São Paulo (AUN - USP) - Apesar de altamente domesticados, cães que vivem próximos a fragmentos de Mata Atlântica podem agir de maneira predatória e gerar impacto negativo na fauna local. O alto número de animais na região possibilita o surgimento de problemas como a transmissão de doenças e a diminuição da fauna nativa, o que torna essa ocorrência preocupante.
Pesquisa do professor de biologia da USP, Paulo Ignácio Knegt e da bióloga da Unicamp Patrícia Torres mostra que a grande quantidade de cães está ligada ao número de moradores da região: 90% das casas possuem o animal. “Os cães da zona rural são em geral para companhia ou guarda da casa. Alguns foram adotados, pois há o costume de pessoas da cidade abandonarem cães lá”, diz Patrícia. “Não é comum hoje em dia esses cães serem usados para caçar, já que a caça diminuiu muito no local”.
Entre os motivos que podem contribuir para esse comportamento, estão o pouco controle da reprodução dos animais e o hábito de mantê-los soltos. Cerca de 80% dos cães não são mantidos presos, o que possibilita que eles entrem nos fragmentos de Mata Atlântica e ataquem os animais nas bordas. Patrícia cita um outro trabalho, realizado na Mata de Santa Genebra, perto da cidade de Campinas (interior de São Paulo) que constatou que, na região, os alvos são pequenos mamíferos, como gambás e roedores. Há registro, entretanto, em unidades de conservação do cerrado, de ataques a animais maiores, como lobos-guará, feitos por cães que andam em bandos, em forma de matilhas.
Para a pesquisadora, o fato de os animais serem domésticos faz com que a responsabilidade seja da população. “No caso da zona rural, é necessário que esses donos tenham uma posse responsável do animal, que vacinem, alimentem, controlem a reprodução e mantenham os cães presos na propriedade”, diz.

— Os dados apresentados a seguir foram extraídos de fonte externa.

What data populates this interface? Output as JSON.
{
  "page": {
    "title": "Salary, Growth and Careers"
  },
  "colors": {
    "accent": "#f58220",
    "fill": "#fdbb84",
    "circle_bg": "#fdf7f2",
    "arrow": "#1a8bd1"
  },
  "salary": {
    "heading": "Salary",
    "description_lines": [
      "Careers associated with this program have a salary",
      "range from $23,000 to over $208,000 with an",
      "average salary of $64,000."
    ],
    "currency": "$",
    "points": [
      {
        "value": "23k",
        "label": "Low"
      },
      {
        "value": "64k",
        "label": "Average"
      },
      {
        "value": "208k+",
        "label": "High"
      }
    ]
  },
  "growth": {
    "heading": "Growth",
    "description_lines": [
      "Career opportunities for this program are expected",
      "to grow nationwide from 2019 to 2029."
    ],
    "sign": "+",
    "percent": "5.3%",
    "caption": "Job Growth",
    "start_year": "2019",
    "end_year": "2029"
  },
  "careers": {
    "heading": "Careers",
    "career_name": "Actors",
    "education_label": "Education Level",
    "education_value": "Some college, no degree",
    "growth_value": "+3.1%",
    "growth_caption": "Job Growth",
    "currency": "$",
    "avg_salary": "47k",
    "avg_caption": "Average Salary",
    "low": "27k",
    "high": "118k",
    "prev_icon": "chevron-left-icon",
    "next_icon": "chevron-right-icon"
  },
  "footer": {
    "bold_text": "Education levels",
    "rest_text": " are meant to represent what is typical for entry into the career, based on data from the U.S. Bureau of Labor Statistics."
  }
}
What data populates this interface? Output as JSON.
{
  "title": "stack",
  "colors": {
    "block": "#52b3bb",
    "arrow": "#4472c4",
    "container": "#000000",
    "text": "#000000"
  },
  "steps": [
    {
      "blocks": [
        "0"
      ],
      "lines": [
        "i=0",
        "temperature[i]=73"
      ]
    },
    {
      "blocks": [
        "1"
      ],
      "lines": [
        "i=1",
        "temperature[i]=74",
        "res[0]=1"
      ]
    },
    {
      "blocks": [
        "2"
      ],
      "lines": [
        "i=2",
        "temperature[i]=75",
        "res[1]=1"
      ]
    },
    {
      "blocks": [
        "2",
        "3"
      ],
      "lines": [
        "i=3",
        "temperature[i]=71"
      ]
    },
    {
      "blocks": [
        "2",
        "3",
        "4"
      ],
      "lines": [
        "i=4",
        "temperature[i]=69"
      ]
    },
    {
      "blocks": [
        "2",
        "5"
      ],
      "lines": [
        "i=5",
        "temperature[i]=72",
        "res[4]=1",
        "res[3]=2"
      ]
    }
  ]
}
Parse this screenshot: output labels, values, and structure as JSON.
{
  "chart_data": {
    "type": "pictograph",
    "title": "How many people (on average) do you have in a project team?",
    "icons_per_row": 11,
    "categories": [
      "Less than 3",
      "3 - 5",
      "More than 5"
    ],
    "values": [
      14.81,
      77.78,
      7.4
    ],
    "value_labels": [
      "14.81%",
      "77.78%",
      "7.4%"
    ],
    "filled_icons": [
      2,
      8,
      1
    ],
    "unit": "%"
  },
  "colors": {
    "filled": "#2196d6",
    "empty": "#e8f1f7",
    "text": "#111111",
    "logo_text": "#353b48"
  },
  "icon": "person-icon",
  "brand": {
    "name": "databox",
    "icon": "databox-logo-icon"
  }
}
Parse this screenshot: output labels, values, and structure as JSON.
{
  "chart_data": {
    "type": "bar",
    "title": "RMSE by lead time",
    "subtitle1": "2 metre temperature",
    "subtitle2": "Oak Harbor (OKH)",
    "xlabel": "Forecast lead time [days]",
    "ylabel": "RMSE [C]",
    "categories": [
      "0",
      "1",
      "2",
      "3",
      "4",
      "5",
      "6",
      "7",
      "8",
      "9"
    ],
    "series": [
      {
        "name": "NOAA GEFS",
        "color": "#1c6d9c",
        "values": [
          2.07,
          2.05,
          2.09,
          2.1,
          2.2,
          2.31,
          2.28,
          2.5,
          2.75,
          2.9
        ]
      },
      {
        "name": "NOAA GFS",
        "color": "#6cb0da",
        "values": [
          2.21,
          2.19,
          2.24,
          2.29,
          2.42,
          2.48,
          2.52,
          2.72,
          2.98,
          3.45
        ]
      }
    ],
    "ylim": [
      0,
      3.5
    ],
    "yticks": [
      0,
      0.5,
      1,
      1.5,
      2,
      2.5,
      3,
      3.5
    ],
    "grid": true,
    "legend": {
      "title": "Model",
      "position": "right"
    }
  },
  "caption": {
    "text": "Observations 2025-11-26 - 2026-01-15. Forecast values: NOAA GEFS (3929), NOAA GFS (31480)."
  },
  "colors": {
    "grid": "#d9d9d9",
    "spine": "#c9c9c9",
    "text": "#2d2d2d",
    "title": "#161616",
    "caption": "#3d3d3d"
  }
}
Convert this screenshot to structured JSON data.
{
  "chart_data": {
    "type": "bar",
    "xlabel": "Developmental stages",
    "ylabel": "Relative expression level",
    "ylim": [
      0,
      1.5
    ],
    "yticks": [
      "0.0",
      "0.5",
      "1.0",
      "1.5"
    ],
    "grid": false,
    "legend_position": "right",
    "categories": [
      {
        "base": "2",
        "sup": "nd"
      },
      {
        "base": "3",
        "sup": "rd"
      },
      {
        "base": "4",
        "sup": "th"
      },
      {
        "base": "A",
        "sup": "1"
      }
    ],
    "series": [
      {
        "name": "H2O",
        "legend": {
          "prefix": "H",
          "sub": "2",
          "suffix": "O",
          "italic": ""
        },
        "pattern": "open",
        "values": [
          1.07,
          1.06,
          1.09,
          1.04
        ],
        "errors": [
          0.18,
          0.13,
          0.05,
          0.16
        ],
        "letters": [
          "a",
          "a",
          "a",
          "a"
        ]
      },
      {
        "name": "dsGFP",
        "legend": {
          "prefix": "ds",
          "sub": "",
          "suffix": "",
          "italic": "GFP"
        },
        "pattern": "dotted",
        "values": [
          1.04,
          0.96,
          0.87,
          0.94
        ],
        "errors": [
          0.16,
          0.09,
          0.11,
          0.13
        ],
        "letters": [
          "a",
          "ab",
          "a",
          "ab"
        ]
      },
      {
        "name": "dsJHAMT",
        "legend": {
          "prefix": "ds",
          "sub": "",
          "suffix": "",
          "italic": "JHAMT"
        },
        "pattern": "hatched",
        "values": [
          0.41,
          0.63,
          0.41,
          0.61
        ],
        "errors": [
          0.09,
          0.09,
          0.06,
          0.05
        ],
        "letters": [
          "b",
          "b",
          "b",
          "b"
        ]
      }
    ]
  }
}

Mas mantê-los presos esbarra em barreiras culturais e físicas: grande parte das propriedades possui cerca de arame, que só impedem a passagem de animais maiores, como o gado.
Já na zona urbana, a pesquisadora diz que é mais fácil manter os cães presos, além de ser mais difundida a aplicação de vacina e a castração. O problema fica com a questão do abandono, que gera problemas de saúde, como a transmissão de febre maculosa. “Acho que programas que visem resolver problemas de saúde pública são mais aceitos pela população do que programas que visem apenas evitar que cães utilizem áreas da mata”. Para ela, é importante que se façam campanhas para mudança de hábitos, que irá evitar que cães venham a trazer impactos negativos para a fauna de fragmentos florestais.